Azrael the Cat said:
Original Deux Ex (and games made by Warren Spector from 1995-2002) disagrees with you.
Rarely done these days, but a lot of focus in those games was on the idea of emergent gameplay. Sure, the actual plot might branch depending on what the designer predicted, but by ensuring that you never HAVE to kill someone to proceed, you could combine abilities and the enemy AI in unanticipated ways. Spector commented that he knew they'd got it right in Deux Ex when he was watching a playthrough years after the game came out, and seeing the player do things they'd never imagined, yet had made possible using emergent mechanics.
First, I'll start of by saying that there is a lot of discussion to be had about the various aspects of emergent gameplay, and I have no intentions to hit them all in this post.
http://en.wikipedia.org/wiki/Emergent_gameplay
Second, it might seem like I'm being short with you but I'm just trying to address every point you have brought up. So with that, let's begin...
>"Sure, the actual plot might branch depending on what the designer predicted" - predetermined paths, illusion of choice.
>"but by ensuring that you never HAVE to kill someone to proceed," - predetermined play style, illusion of choice.
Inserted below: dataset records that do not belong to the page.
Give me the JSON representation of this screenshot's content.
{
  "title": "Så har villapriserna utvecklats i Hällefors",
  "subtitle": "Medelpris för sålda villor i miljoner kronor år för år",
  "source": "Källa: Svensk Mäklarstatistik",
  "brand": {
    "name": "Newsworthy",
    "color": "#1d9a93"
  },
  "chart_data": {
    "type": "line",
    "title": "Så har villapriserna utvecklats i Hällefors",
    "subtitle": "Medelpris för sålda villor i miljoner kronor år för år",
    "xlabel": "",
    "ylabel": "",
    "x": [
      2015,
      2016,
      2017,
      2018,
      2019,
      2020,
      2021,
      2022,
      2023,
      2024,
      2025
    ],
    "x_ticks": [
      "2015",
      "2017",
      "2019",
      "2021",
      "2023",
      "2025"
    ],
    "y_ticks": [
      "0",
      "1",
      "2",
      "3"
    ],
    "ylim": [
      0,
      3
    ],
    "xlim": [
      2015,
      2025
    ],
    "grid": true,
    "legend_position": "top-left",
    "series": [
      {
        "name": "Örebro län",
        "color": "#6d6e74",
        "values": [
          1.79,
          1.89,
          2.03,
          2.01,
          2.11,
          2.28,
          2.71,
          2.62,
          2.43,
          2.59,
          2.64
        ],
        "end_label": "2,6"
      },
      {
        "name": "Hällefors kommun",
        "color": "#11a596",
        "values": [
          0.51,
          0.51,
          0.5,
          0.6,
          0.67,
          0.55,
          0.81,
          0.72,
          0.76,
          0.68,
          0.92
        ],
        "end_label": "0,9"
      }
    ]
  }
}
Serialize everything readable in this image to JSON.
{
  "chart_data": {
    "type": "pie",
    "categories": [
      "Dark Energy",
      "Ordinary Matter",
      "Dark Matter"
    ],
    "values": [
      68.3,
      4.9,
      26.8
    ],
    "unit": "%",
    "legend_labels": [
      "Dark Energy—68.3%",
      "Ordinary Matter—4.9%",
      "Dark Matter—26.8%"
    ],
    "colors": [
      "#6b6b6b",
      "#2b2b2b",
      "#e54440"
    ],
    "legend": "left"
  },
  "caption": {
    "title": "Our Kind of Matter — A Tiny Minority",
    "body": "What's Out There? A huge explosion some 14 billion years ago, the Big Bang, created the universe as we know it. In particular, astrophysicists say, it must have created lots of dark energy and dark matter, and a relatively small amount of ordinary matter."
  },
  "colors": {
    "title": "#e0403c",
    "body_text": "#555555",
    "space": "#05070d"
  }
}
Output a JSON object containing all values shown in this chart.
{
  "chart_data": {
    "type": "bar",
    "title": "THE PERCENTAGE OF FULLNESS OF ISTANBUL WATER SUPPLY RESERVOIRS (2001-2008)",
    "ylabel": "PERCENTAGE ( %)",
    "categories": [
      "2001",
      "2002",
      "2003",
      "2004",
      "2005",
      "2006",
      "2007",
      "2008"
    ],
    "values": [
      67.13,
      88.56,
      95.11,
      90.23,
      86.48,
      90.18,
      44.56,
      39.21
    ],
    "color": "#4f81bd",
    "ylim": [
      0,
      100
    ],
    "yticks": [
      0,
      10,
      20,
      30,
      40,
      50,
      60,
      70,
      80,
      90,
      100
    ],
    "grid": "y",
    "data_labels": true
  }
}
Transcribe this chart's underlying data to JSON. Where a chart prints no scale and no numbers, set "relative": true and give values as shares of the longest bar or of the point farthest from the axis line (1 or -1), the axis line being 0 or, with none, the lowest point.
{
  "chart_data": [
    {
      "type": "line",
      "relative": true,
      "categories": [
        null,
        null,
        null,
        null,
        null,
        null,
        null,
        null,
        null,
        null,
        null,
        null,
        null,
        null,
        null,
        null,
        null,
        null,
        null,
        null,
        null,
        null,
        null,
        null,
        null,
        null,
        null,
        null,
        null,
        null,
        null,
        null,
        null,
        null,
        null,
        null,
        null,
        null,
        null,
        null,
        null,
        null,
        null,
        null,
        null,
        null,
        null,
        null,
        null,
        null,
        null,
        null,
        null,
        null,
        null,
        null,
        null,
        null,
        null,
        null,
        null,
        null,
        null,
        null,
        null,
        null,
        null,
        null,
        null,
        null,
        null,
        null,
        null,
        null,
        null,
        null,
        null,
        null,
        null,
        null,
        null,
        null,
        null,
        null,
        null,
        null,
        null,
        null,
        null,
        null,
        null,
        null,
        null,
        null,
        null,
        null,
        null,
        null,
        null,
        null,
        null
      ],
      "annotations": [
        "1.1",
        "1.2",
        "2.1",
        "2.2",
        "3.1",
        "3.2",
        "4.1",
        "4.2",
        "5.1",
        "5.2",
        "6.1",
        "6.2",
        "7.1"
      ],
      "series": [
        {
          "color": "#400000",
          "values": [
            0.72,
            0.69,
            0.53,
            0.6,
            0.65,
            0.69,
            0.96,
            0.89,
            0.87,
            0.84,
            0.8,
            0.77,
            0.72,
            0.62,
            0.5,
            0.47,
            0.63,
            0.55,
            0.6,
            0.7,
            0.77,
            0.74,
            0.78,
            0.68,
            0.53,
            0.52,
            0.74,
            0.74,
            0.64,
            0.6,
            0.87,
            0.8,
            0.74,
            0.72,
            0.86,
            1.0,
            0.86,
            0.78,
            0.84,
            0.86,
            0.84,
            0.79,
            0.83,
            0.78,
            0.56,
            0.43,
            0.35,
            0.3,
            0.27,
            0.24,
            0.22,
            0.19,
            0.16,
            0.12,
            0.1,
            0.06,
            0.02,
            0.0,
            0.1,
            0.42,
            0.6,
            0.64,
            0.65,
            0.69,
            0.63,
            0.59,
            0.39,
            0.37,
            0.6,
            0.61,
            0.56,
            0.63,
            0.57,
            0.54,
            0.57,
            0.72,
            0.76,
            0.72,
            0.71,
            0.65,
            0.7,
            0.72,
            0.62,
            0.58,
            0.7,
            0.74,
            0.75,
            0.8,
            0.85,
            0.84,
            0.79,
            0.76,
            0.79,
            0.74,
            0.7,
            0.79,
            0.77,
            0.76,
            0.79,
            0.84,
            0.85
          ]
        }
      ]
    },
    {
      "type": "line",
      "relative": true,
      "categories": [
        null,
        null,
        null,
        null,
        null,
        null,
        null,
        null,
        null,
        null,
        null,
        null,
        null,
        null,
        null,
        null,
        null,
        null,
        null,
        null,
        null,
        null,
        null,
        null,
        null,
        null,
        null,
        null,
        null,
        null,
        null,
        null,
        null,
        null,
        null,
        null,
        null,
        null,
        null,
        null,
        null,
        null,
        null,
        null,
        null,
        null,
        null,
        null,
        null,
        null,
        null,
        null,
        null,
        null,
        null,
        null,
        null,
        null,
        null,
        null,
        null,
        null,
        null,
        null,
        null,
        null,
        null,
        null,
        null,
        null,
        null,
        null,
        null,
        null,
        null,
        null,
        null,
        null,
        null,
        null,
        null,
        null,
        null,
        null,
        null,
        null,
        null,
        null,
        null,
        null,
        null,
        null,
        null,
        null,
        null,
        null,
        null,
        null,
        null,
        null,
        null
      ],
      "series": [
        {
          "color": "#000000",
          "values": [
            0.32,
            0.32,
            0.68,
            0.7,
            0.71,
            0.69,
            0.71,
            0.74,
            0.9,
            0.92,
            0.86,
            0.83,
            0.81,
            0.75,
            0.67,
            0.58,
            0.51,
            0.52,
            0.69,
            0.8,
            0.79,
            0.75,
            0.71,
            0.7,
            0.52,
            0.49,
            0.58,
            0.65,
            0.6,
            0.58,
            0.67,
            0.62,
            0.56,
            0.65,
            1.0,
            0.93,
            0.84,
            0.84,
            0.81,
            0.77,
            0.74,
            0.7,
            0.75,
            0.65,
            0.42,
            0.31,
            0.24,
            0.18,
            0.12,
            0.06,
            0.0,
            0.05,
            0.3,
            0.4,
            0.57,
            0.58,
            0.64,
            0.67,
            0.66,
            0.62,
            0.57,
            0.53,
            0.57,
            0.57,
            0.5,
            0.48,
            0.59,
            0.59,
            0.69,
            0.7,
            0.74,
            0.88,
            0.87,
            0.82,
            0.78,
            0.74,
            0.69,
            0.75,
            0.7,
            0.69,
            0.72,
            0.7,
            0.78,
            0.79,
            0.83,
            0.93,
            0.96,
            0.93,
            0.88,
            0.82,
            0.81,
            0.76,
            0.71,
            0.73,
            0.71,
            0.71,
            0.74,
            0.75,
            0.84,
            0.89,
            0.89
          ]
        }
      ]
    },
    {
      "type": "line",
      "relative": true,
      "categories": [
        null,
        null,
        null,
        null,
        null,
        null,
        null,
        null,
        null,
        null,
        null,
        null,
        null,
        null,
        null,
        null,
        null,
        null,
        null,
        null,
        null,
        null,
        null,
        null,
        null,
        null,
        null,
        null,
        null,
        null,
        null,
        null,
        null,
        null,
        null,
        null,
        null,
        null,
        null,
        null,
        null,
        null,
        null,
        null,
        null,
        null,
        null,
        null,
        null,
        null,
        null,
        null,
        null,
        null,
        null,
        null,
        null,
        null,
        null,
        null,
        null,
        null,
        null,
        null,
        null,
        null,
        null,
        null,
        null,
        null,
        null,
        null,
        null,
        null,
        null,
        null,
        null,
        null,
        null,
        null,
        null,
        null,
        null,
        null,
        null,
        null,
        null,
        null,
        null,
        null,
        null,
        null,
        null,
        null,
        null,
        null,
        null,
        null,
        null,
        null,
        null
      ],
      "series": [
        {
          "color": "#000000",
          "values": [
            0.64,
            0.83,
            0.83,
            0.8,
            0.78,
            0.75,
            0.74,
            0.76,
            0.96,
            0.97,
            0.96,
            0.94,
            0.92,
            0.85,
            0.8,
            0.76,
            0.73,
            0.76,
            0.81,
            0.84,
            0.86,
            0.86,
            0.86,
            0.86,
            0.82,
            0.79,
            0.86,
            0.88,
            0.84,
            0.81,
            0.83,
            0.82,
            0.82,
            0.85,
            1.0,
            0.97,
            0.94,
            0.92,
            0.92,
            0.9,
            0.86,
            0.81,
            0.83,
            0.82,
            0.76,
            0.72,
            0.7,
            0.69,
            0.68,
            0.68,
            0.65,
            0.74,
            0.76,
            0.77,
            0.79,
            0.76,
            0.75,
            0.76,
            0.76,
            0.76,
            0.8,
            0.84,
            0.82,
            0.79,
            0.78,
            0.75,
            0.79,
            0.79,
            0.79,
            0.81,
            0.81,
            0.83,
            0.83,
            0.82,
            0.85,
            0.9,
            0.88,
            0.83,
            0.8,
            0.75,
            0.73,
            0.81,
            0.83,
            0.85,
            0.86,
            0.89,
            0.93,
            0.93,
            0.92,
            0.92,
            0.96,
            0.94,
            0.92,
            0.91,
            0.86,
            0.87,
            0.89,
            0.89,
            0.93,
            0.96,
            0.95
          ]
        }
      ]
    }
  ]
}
>"you could combine abilities and the enemy AI in unanticipated ways." - False, if this was true the game would not know what to do in those situations, illusion of choice. (expanded upon further below)
>"Spector commented that he knew they'd got it right in Deux Ex when he was watching a playthrough years after the game came out, and seeing the player do things they'd never imagined, yet had made possible using emergent mechanics."
This one is gonna take some talking. So as with the point above this is a false notion. They did technically imagine all possible play styles because they coded how all the abilities and the enemy AI would all work together. Now perhaps they didn't say "you can only do it this way" but instead said, "these are the rules that you have to follow in our playground". It is still a limitation of player choice to what the dev(s) said were acceptable actions in that playground. It is by this limitation of choice that I maintain there is no actual player agency in games, but rather an illusion of player agency and choice. If there was true player agency and choice you could do something the dev(s) never intended you to do. For example in Deus Ex, you could say, "Fuck this shit. I'm going to find a bar, get drunk, find a hooker, rent a motel room, and enjoy myself for the rest of my life." In games like GTA these actions are allowed and as such must be considered an illusion of choice. However, in games like CoD, Deus Ex, Splinter Cell, ect., ect., these actions are not allowed and would then be considered actual player agency. In my mind the only way to attain true player agency would be having an AI simultaneously coding the game and reacting to the player's input.
It simply comes down to how you view player agency. If I can think of something in a game I can't do then I say the game does not truly have player agency.